The opposition candidate and, according to analysts , the election's front runner, is Ljubomir Frchkoski.
However, former Interior Minister Ljube Boshkoski is emerging as "the most interesting candidate", our reporter in Skopje says.
He spent four years detained at the Hague Tribunal, undergoing a trial there accused of 2001 murder of ethnic Albanians, but was acquitted of all charges last year.
Both Boshkoski and Frchkoski spoke for B92 on Saturday.
Boshkoski said he is not hiding his disappointment over the fact that VMRO-DPMNE, a party of which he is a member, did not choose him to run.
"I have four years of Hague solitude behind me. In a room sized 2.5 square meters I had time to think about Macedonia's future. Even during the first days after my departure I realized that the situation in Macedonia was alarming and that my country was extremely isolated. You know, although I returned from jail, I am in this way imprisoned again, and I cannot allow for that to happen."
"I disagree with some moves made by Premier [Nikola] Gruevski, but what worries me the most is his insistence on the Macedonians' ancient roots.

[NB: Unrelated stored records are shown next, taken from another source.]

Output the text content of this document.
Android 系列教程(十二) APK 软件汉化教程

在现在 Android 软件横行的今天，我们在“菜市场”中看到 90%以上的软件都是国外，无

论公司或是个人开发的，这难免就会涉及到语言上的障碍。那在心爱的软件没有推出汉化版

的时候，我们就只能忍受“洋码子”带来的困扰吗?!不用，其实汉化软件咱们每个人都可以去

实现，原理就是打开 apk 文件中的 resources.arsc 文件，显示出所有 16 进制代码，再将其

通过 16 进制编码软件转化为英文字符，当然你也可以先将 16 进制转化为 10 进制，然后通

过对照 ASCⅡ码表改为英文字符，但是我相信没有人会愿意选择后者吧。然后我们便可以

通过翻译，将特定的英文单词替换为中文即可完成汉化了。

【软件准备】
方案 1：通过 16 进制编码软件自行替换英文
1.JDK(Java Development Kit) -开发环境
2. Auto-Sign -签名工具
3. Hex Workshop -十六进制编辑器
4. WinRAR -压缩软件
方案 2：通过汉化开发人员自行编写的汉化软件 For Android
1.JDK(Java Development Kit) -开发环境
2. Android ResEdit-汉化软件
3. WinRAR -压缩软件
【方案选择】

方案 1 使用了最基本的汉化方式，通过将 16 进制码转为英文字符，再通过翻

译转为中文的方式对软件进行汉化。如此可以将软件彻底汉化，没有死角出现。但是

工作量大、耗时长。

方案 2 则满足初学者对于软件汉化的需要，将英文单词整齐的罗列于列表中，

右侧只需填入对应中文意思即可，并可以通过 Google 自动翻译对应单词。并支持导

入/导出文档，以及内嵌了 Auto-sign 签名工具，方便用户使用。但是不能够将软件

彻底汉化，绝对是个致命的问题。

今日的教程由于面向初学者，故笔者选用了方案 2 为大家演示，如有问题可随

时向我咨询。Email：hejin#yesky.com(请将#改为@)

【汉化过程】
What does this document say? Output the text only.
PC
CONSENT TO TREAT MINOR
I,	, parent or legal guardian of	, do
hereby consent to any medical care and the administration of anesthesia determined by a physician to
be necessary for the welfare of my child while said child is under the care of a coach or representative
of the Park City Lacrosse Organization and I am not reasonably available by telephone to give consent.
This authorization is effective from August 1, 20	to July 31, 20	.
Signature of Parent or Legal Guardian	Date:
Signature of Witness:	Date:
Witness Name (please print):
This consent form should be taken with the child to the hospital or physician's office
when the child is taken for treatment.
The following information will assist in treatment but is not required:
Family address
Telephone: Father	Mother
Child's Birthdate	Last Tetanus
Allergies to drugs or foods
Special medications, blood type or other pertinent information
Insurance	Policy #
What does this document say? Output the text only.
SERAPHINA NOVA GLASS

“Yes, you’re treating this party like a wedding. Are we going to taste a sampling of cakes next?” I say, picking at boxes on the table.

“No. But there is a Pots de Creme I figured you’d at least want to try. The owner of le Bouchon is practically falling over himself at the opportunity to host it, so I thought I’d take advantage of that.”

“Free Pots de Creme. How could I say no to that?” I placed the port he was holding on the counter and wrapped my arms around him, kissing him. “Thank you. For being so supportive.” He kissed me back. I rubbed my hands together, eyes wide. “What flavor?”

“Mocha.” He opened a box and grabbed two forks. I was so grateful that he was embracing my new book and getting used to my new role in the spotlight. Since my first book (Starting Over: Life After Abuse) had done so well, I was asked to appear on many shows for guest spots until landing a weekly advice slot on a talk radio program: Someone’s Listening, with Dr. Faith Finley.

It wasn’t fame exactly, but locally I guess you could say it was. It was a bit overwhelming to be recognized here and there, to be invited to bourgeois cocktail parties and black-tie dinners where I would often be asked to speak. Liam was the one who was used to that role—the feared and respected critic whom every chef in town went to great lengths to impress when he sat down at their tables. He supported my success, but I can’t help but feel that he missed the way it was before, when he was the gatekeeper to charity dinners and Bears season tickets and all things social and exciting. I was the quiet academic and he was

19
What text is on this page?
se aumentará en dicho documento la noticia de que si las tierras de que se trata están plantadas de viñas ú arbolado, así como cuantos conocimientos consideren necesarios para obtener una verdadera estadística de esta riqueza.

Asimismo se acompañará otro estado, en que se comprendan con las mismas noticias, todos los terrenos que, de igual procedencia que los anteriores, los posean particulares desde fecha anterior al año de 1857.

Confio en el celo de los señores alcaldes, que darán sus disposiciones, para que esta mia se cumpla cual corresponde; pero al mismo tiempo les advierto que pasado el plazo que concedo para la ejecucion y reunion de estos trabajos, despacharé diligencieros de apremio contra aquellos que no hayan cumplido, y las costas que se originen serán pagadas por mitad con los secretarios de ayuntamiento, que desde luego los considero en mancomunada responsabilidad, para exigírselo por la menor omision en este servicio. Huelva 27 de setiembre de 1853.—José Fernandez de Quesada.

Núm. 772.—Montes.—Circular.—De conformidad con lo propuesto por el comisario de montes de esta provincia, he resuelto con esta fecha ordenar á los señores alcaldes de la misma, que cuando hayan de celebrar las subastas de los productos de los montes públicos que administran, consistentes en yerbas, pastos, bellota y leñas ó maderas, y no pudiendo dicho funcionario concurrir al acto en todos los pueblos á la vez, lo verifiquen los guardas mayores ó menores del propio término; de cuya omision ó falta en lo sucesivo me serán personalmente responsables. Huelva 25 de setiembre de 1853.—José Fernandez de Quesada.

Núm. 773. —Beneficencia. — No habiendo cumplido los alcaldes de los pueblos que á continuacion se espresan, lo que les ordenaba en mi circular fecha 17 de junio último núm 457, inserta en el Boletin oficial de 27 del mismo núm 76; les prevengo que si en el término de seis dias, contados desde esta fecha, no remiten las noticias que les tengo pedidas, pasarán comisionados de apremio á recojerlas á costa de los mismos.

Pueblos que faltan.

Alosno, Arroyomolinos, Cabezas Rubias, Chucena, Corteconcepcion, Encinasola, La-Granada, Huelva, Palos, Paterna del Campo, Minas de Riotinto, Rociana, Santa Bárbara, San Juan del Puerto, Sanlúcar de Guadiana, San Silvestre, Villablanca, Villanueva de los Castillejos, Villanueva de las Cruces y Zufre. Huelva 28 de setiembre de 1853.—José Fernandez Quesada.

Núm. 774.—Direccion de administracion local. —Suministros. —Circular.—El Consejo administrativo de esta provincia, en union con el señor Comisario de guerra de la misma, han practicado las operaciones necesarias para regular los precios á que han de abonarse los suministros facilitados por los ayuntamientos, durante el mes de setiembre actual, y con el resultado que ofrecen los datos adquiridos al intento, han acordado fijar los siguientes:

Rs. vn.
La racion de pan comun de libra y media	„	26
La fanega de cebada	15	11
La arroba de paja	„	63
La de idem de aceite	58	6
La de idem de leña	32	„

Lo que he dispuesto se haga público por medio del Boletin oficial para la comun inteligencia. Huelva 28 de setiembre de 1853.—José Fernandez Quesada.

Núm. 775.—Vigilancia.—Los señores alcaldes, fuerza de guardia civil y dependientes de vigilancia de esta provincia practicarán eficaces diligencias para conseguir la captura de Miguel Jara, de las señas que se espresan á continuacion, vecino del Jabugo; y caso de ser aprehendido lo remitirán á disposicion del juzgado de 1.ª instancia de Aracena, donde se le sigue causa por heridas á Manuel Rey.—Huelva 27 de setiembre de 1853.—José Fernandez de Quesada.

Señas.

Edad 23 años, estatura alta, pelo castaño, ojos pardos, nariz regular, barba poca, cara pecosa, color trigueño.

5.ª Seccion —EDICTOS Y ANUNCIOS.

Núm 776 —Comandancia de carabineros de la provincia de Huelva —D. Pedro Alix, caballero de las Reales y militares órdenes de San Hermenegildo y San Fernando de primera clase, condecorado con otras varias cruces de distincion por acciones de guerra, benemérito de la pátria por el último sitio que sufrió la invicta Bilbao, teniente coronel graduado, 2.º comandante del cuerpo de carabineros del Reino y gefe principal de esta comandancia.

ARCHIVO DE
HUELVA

This Aryan theory is something we don't need at all," Boshkovski said.
Frchkoski, on the other hand, sees it as his "personal challenge" to stand against "the authoritarian rule that has isolated Macedonia managing to push in into a Balkan corner".
"After twenty years of independence we are once again setting up the basic security issues, of whether or not Macedonia will face internal federalization and whether Albanians will separate in local municipalities."
"We cannot expect fair elections, the most we can expect is for them to be calm. Unfortunately these are the election criteria just like in Africa," said he.
Meanwhile, it is already clear that ethnic Albanian votes from the first round will go to the Macedonian bloc candidate that will be most accommodating to Albanian conditions and demands, our reporter says.